Barack Obama might have been the first social media president, but Donald Trump definitely uses it in a way almost no one could've imagined. Trump tweets so much and in such a controversial way, polls show he's got a majority of Americans begging him to stop. The difference between Obama and Trump's tweets not only speak volumes about their different approaches to social media, but also the presidency and life more generally.
The following tweets from Obama and Trump are ranked as their most popular based on the number of retweets. Obama's most popular tweets based on retweets were pointed out by Twitter to CNET close to his final day in office, while Trump's most popular tweets based on retweets can be found via the Trump Twitter Archive.
Obama's most popular tweet ever was his farewell as President of the United States, while Trump's most popular tweet as president so far was an attack on CNN.

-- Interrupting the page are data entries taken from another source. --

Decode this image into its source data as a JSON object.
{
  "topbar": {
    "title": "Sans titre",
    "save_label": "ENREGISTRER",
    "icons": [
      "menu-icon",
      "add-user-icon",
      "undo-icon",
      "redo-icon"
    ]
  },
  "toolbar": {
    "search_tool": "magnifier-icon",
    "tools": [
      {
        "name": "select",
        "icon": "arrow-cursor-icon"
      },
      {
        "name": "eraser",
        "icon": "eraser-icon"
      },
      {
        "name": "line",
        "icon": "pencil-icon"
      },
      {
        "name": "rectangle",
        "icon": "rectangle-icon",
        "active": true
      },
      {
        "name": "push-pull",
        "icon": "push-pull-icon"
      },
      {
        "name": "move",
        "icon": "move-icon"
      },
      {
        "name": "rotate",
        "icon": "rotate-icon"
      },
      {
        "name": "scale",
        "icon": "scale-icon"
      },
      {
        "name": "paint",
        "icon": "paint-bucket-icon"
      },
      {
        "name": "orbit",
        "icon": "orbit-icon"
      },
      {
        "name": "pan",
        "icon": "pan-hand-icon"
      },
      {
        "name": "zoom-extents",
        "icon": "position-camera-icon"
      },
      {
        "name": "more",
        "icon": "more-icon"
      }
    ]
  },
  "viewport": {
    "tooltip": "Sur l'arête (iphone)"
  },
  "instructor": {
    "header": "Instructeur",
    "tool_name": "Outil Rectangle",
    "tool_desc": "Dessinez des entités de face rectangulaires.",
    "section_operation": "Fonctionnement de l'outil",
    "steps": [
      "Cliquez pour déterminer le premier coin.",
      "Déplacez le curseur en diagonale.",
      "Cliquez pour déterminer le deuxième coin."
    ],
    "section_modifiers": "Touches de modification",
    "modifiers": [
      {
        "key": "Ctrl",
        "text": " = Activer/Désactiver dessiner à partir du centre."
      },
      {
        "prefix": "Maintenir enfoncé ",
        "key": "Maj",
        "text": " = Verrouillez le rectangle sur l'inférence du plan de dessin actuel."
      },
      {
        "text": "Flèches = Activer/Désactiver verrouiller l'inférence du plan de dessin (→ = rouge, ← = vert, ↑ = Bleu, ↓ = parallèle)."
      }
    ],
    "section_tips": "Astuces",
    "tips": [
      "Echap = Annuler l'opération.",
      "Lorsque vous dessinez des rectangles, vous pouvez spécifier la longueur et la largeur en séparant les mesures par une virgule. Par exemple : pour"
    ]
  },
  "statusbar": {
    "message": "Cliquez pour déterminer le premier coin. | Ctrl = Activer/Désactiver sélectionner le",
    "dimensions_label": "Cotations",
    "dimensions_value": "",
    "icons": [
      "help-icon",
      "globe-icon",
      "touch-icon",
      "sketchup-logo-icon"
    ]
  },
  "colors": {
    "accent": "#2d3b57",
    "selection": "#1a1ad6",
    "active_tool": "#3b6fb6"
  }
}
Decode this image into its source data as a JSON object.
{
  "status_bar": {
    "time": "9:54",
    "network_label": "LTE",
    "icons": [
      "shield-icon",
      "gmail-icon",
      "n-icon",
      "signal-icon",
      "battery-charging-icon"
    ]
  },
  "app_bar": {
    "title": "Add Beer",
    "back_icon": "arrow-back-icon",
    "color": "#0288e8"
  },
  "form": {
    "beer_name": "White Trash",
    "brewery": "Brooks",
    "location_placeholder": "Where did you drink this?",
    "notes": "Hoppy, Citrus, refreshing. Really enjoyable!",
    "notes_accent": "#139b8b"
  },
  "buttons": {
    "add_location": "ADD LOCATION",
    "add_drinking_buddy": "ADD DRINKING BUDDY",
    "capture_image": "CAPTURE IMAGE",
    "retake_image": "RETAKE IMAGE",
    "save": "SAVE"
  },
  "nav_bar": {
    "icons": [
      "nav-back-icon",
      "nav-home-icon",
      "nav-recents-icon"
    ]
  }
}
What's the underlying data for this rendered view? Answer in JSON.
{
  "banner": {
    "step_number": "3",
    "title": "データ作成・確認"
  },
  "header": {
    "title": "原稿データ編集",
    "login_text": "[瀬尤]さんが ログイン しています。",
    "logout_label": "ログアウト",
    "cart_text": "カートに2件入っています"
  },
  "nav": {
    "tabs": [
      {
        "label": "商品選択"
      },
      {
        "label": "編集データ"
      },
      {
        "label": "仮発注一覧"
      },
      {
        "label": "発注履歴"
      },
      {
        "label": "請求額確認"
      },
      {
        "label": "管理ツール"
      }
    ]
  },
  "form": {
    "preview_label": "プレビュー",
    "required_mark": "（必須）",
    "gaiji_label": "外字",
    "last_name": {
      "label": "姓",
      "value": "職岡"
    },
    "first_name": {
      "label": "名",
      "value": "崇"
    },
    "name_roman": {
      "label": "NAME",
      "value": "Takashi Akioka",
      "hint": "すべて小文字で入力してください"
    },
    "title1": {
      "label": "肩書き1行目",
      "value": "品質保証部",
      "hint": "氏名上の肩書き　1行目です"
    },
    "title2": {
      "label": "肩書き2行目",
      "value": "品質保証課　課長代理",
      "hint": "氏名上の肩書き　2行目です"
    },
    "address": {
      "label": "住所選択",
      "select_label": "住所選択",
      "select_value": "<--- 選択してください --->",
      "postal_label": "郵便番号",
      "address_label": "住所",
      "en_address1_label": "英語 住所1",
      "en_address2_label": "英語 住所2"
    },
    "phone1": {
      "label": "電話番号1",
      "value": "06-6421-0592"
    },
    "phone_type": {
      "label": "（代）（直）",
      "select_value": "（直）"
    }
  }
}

Some interpreted Trump's tweet as an incitement of violence against the media.
Obama's second most popular tweet came after he was reelected, while Trump's was his infamous "covfefe" tweet, which has since been deleted.
Former White House Press Secretary Sean Spicer attempted to justify the confusing covfefe tweet by claiming, "The President and a small group of people know exactly what he meant."
Obama's third most popular tweet was a celebration of the Supreme Court's decision to legalize same-sex marriage nationwide, while Trump's marked his visit to Saudi Arabia.
Obama's fourth most popular tweet was directed at a Muslim teen who was controversially arrested for bringing a homemade clock to school. Trump's fourth most popular tweet accused Qatar of funding extremism, which was highly controversial given it's a key US ally in the Middle East.
Obama's fifth most popular tweet came when he joined Twitter (six years into his presidency), while Trump's told people to "enjoy" trying to figure out what "covfefe" means.
Obama and Trump's most popular tweets say a lot, but don't necessarily tell the whole story in terms of how they've engaged with the public via Twitter.
It's worth taking a deeper look at these president's respective tweets. As president, Obama typically used Twitter to mark special occasions, address various political topics, or applaud certain individuals.
Comparatively, Trump has often used Twitter as a medium to attack his critics since becoming president, which isn't much different to how he used it as a private citizen. Through his tweets, Trump has exhibited behavior that many view as the antithesis of what it means to be presidential.
Trump has used Twitter to go after the judiciary, free press, and, at times, Obama.
There have also been times when Trump's tweets are simply confusing, and it's anyone's guess what he meant.